Nathan Sales, the State Department’s counterterrorism coordinator, said Friday the “world saw a rise in racially or ethnically motivated terrorism” in 2018, calling the development a “disturbing trend.”
“Our role is mobilizing international partners to confront the international dimensions of this threat,” Sales said at the launch of the State Department’s 2018 Country Report on Terrorism.
Sponsors of terrorism
The report called Iran “the world’s worst sponsor of terrorism,” saying the Iranian regime, through its Islamic Revolutionary Guard Corps, spends nearly $1 billion a year to support terrorist groups such as the Lebanese Hezbollah.
“Many European countries also saw a rise in racially, ethnically, ideologically or politically motivated terrorist activity and plotting, including against religious and other minorities,” the report said.
For example, the report noted an estimated 2,000 “Islamist extremists” and 1,000 “white supremacist and leftist violent extremists” in Sweden. A 2018 assessment by the Swedish Security Services called the extremists’ presence a “new normal.”
Cross-border links
Echoing recent assessments by the FBI and other security officials, Sales said that white supremacists and other extremists increasingly communicate with like-minded cohorts across international borders.
“We know that they are, in a sense, learning from their jihadist predecessors, in terms of their ability to raise money and move money, in terms of their ability to radicalize and recruit,” Sales said.
U.S. law enforcement officials are increasingly concerned about such cross-border links between extremists. In some cases, right-wing extremists have traveled to Ukraine to fight on either side of the five-year conflict in the east of the country.
The links between U.S. extremist groups and their foreign counterparts appear to be more ideological than operational. But what worries the FBI is the inspiration white supremacists can draw from violent groups overseas, FBI Director Christopher Wray told the House Homeland Security Committee Wednesday.
“I think you’re onto a trend that we’re watching very carefully,” Wray said.

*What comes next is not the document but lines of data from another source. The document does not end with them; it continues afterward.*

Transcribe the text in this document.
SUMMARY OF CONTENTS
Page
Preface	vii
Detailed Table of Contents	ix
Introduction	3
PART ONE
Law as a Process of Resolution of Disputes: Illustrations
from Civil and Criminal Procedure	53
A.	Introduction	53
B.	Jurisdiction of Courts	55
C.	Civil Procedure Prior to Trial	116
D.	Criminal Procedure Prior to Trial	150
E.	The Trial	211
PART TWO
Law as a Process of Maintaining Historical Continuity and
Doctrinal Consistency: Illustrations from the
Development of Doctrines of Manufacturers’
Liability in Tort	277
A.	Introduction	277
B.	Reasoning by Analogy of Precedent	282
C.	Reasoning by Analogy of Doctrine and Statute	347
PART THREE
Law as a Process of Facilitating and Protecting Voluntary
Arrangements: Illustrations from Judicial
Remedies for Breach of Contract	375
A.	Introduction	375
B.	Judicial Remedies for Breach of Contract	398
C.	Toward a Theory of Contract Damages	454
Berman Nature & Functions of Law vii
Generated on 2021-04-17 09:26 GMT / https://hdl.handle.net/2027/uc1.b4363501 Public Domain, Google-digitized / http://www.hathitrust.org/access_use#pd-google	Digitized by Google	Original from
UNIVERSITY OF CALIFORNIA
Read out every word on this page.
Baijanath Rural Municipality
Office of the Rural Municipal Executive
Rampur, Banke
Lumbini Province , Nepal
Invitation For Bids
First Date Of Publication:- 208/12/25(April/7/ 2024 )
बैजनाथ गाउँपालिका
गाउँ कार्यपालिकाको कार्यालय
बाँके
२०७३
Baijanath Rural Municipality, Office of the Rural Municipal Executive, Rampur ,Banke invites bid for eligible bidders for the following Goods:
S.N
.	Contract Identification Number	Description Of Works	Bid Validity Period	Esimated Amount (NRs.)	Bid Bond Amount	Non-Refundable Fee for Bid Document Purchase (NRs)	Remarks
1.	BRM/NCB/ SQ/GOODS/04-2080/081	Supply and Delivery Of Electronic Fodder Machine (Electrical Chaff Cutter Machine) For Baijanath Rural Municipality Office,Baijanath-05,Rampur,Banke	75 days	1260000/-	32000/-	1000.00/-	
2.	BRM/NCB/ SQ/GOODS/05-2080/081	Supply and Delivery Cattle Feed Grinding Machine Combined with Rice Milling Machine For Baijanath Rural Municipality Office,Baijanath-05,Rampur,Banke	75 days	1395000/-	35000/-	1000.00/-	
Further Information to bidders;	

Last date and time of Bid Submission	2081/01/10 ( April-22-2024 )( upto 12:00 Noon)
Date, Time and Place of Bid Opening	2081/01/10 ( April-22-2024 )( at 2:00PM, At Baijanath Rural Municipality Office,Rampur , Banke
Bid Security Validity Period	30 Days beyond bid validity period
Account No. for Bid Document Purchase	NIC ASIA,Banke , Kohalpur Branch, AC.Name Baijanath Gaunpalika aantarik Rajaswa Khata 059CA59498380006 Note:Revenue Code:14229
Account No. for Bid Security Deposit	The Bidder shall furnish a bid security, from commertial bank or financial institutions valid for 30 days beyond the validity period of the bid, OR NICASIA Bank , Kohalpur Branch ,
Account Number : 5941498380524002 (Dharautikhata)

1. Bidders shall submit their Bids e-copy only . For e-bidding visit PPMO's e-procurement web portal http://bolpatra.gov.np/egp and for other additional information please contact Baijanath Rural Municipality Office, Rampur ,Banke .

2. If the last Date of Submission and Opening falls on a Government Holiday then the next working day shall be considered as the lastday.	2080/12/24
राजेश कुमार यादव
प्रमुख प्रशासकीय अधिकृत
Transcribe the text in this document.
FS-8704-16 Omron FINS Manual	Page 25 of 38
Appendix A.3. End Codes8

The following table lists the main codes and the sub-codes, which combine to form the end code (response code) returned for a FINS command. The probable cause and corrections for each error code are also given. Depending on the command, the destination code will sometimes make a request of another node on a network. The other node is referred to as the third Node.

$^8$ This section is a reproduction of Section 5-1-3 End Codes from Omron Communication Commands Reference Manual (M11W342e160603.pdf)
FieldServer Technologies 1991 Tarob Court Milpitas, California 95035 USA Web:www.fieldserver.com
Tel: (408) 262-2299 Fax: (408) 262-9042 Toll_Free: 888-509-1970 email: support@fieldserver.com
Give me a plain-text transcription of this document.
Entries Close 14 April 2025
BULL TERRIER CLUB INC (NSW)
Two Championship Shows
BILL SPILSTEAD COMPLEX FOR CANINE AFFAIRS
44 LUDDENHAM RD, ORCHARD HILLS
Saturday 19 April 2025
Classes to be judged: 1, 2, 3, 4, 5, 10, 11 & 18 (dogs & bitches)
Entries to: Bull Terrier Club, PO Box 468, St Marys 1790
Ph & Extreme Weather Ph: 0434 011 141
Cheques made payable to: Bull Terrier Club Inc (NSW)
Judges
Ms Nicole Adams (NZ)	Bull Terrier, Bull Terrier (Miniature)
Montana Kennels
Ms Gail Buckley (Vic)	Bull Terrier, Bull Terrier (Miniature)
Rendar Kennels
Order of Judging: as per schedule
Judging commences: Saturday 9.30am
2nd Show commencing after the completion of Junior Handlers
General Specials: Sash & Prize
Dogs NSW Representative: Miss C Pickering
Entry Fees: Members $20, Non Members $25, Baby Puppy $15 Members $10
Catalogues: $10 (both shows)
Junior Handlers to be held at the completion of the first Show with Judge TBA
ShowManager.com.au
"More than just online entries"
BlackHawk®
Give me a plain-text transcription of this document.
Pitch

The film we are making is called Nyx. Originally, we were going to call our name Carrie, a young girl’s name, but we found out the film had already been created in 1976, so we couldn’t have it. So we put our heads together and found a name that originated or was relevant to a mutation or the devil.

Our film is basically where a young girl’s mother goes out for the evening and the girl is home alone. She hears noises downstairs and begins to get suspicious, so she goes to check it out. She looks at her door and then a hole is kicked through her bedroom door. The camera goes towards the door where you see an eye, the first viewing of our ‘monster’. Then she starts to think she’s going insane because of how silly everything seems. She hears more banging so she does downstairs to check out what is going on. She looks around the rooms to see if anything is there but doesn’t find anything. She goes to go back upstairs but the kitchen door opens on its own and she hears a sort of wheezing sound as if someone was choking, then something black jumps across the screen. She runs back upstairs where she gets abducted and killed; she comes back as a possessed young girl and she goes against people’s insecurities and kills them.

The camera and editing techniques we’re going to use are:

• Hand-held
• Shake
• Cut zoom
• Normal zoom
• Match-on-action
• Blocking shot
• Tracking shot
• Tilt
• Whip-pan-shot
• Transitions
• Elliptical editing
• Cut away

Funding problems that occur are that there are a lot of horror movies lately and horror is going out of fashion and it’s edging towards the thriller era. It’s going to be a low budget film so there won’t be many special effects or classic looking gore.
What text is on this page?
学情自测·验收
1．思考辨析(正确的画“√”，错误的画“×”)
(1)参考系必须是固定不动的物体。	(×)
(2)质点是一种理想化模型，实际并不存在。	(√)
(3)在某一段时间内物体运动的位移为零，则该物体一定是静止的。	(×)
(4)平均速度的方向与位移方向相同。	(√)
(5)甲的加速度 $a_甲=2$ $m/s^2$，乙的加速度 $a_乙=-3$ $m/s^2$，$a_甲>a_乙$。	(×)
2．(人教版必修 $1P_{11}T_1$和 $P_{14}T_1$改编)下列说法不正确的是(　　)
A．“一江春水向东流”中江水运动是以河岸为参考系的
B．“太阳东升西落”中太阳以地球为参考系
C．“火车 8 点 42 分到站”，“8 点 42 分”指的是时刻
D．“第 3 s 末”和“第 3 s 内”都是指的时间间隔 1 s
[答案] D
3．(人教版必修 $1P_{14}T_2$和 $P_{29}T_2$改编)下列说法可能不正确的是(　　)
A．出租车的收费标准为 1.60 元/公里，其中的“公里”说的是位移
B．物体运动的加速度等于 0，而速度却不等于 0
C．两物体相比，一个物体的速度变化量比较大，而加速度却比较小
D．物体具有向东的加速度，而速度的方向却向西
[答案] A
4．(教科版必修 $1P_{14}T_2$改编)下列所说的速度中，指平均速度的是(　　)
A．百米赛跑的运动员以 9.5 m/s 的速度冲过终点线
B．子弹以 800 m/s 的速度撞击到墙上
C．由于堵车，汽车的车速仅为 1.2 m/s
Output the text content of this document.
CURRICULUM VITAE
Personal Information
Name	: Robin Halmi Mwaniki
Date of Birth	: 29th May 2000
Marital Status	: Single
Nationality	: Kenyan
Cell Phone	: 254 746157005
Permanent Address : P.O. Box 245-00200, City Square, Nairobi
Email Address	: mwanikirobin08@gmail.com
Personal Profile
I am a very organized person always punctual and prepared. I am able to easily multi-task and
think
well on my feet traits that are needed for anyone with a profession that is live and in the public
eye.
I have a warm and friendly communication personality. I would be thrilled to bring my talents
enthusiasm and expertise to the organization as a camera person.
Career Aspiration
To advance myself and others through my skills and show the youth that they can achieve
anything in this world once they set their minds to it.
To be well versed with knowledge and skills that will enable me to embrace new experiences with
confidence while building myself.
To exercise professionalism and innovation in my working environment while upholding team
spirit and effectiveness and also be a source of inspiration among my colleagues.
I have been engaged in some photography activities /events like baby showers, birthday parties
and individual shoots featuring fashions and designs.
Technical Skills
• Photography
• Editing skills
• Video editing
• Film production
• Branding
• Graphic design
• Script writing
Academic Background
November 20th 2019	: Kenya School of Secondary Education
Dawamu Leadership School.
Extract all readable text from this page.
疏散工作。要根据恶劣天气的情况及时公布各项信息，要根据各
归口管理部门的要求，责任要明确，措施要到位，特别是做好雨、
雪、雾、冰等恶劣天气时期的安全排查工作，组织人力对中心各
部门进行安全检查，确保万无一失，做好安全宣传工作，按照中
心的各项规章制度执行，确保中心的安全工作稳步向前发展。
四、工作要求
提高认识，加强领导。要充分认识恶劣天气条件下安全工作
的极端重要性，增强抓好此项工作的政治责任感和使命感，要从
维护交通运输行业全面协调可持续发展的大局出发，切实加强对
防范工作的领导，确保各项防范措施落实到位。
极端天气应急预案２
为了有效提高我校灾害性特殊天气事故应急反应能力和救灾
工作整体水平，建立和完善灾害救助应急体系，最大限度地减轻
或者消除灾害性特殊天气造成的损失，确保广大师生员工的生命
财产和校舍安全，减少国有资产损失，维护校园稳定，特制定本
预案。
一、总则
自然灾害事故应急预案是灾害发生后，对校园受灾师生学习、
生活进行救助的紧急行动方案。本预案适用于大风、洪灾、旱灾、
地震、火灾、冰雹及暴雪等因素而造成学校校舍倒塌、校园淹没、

“We have seen some connection between U.S.-based neo-Nazis and overseas analogues,” he said. “Probably a more prevalent phenomenon that we see right now is racially motivated violent extremists here who are inspired by what they see overseas.”
The rise of violent groups on the right has started a debate among policymakers over whether some outfits should be designated as terrorist organizations.
No domestic terrorism penalty
The problem is that while “material support” for international terrorism is a chargeable offense, there are no penalties for domestic terrorism.
One proposed solution is to pass a law that would allow prosecutors to bring domestic terrorism charges against defendants. Another is to add overseas white supremacist groups to the State Department’s list of designated foreign terrorist organizations.
Sales deferred a question about terrorism designations to the FBI and Department of Homeland Security.
Asked whether a proposed law on “domestic terrorism” will help the FBI, Wray said, “Certainly we can always use more tools. Our folks at the FBI, just like (federal prosecutors), work with [the motto] ‘Don’t Give Up,’ and so they find workarounds.”